06-24-2025, 03:34 AM
(06-23-2025, 09:26 PM)madscijr Wrote: Thanks.To answer your specific question - it wouldn't really work the way you're picturing. The real problem is the runtime (libqb), not the compiler. Even if you could compile QB64PE 4.x using QB64 1.5, that theoretical version of QB64PE 4.X would still produce programs that won't run on XP because they would be built against the new runtime. To get XP support you have to use an older runtime, which means using an older version of QB64.
Any idea what kinds of things would stop working by trying to compile QB64PE 4.x on XP using QB64 1.5?
As for a specific version it broke, there were some pretty significant threading issues that I fixed in QB64PE and some of the APIs used to address them don't exist on XP. It looks like that work was done in v3.5.0, so below that _might_ work on XP by chance, above that every compiled program calls the missing APIs so they won't work at all (including the IDE).
It is theoretically possible to implement those APIs only using functionality on XP, so if you did that you may find programs mostly work (if you avoid using certain commands/functionality anyway). It's also entirely possible we now call other missing APIs and you'd still be stuck, we don't keep a close eye on that anymore since XP support was dropped.
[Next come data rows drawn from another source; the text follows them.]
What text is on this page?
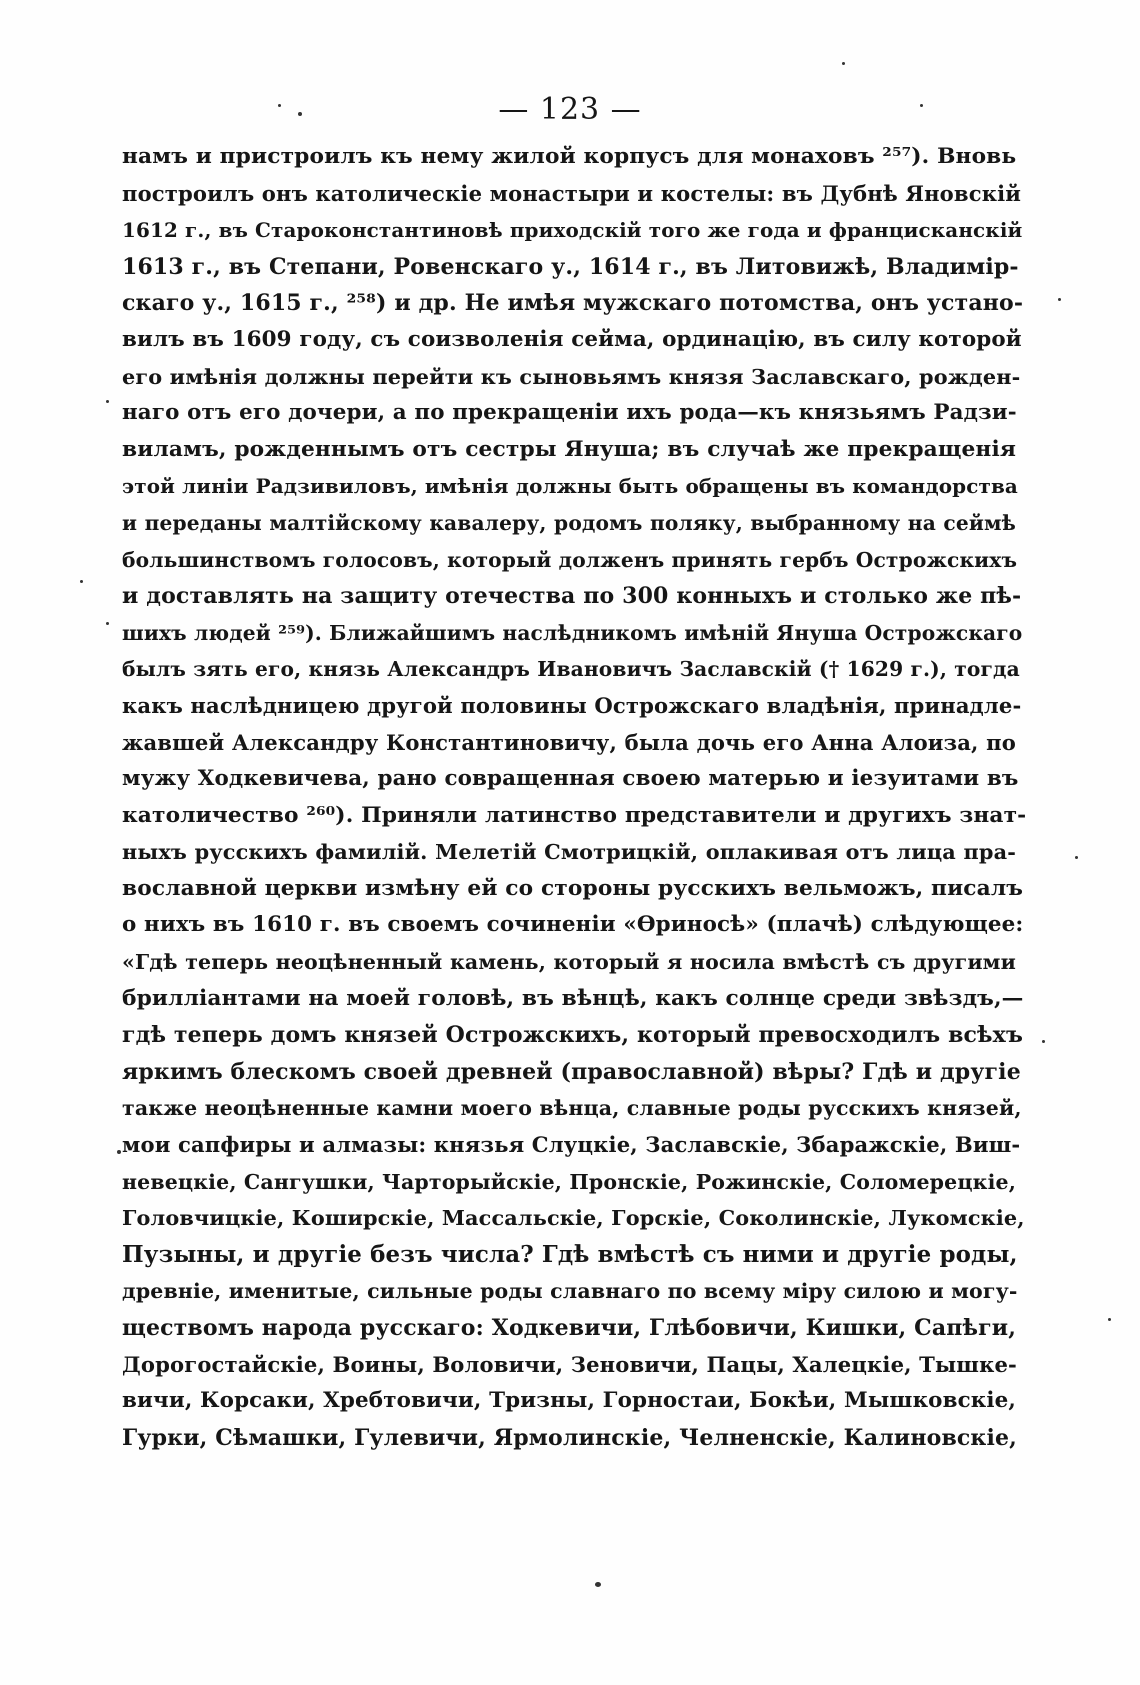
— 123 —
намъ и пристроилъ къ нему жилой корпусъ для монаховъ ²⁵⁷). Вновь
построилъ онъ католическіе монастыри и костелы: въ Дубнѣ Яновскій
1612 г., въ Староконстантиновѣ приходскій того же года и францисканскій
1613 г., въ Степани, Ровенскаго у., 1614 г., въ Литовижѣ, Владимір-
скаго у., 1615 г., ²⁵⁸) и др. Не имѣя мужскаго потомства, онъ устано-
вилъ въ 1609 году, съ соизволенія сейма, ординацію, въ силу которой
его имѣнія должны перейти къ сыновьямъ князя Заславскаго, рожден-
наго отъ его дочери, а по прекращеніи ихъ рода—къ князьямъ Радзи-
виламъ, рожденнымъ отъ сестры Януша; въ случаѣ же прекращенія
этой линіи Радзивиловъ, имѣнія должны быть обращены въ командорства
и переданы малтійскому кавалеру, родомъ поляку, выбранному на сеймѣ
большинствомъ голосовъ, который долженъ принять гербъ Острожскихъ
и доставлять на защиту отечества по 300 конныхъ и столько же пѣ-
шихъ людей ²⁵⁹). Ближайшимъ наслѣдникомъ имѣній Януша Острожскаго
былъ зять его, князь Александръ Ивановичъ Заславскій († 1629 г.), тогда
какъ наслѣдницею другой половины Острожскаго владѣнія, принадле-
жавшей Александру Константиновичу, была дочь его Анна Алоиза, по
мужу Ходкевичева, рано совращенная своею матерью и іезуитами въ
католичество ²⁶⁰). Приняли латинство представители и другихъ знат-
ныхъ русскихъ фамилій. Мелетій Смотрицкій, оплакивая отъ лица пра-
вославной церкви измѣну ей со стороны русскихъ вельможъ, писалъ
о нихъ въ 1610 г. въ своемъ сочиненіи «Ѳриносѣ» (плачѣ) слѣдующее:
«Гдѣ теперь неоцѣненный камень, который я носила вмѣстѣ съ другими
брилліантами на моей головѣ, въ вѣнцѣ, какъ солнце среди звѣздъ,—
гдѣ теперь домъ князей Острожскихъ, который превосходилъ всѣхъ
яркимъ блескомъ своей древней (православной) вѣры? Гдѣ и другіе
также неоцѣненные камни моего вѣнца, славные роды русскихъ князей,
мои сапфиры и алмазы: князья Слуцкіе, Заславскіе, Збаражскіе, Виш-
невецкіе, Сангушки, Чарторыйскіе, Пронскіе, Рожинскіе, Соломерецкіе,
Головчицкіе, Коширскіе, Массальскіе, Горскіе, Соколинскіе, Лукомскіе,
Пузыны, и другіе безъ числа? Гдѣ вмѣстѣ съ ними и другіе роды,
древніе, именитые, сильные роды славнаго по всему міру силою и могу-
ществомъ народа русскаго: Ходкевичи, Глѣбовичи, Кишки, Сапѣги,
Дорогостайскіе, Воины, Воловичи, Зеновичи, Пацы, Халецкіе, Тышке-
вичи, Корсаки, Хребтовичи, Тризны, Горностаи, Бокѣи, Мышковскіе,
Гурки, Сѣмашки, Гулевичи, Ярмолинскіе, Челненскіе, Калиновскіе,
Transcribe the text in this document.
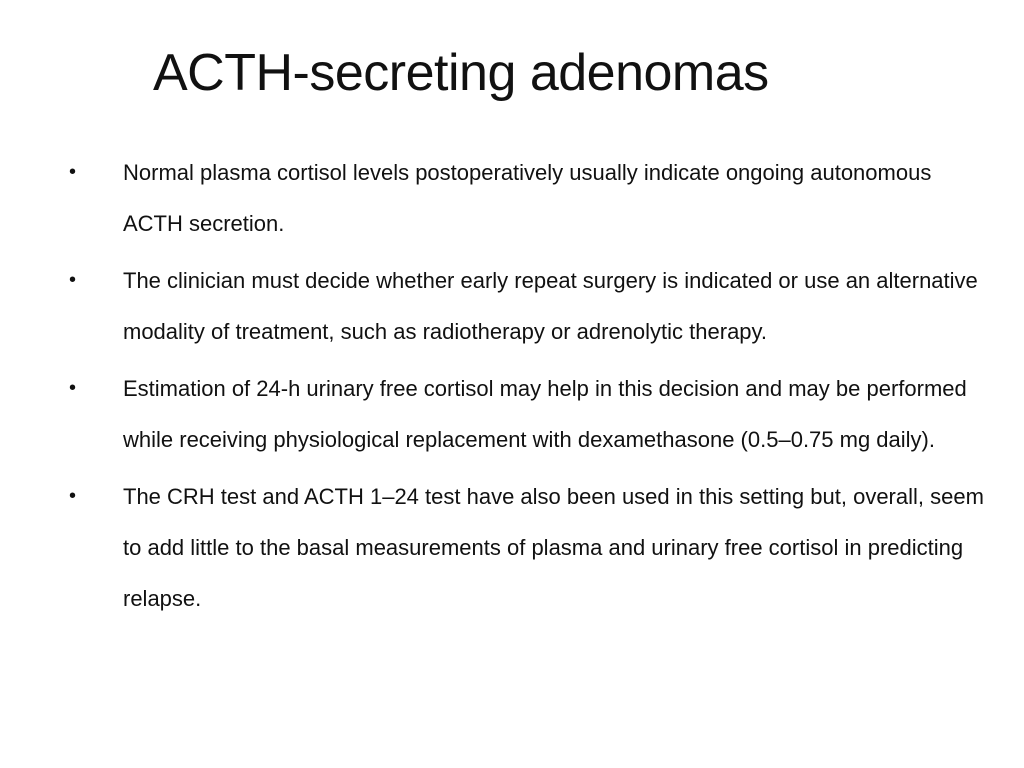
ACTH-secreting adenomas
• Normal plasma cortisol levels postoperatively usually indicate ongoing autonomous ACTH secretion.
• The clinician must decide whether early repeat surgery is indicated or use an alternative modality of treatment, such as radiotherapy or adrenolytic therapy.
• Estimation of 24-h urinary free cortisol may help in this decision and may be performed while receiving physiological replacement with dexamethasone (0.5–0.75 mg daily).
• The CRH test and ACTH 1–24 test have also been used in this setting but, overall, seem to add little to the basal measurements of plasma and urinary free cortisol in predicting relapse.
We also switched to llvm-mingw and I'm not sure if that works on Windows XP, you can't do anything without that and can't easily switch it back.
So TL;DR, the farther you get from 3.5.0, the messier it will be, even below 3.5.0 there's certain stuff that doesn't work. It's not really practical, but if you wanted to give it an effort the threading changes in 3.5.0 would be the starting point, google implementing 'condition variables' in Windows XP and make the required changes to the runtime
Though I'll clarify that we have no plans to add back Windows XP even if you managed to get something working, and it will just get broken further in the future.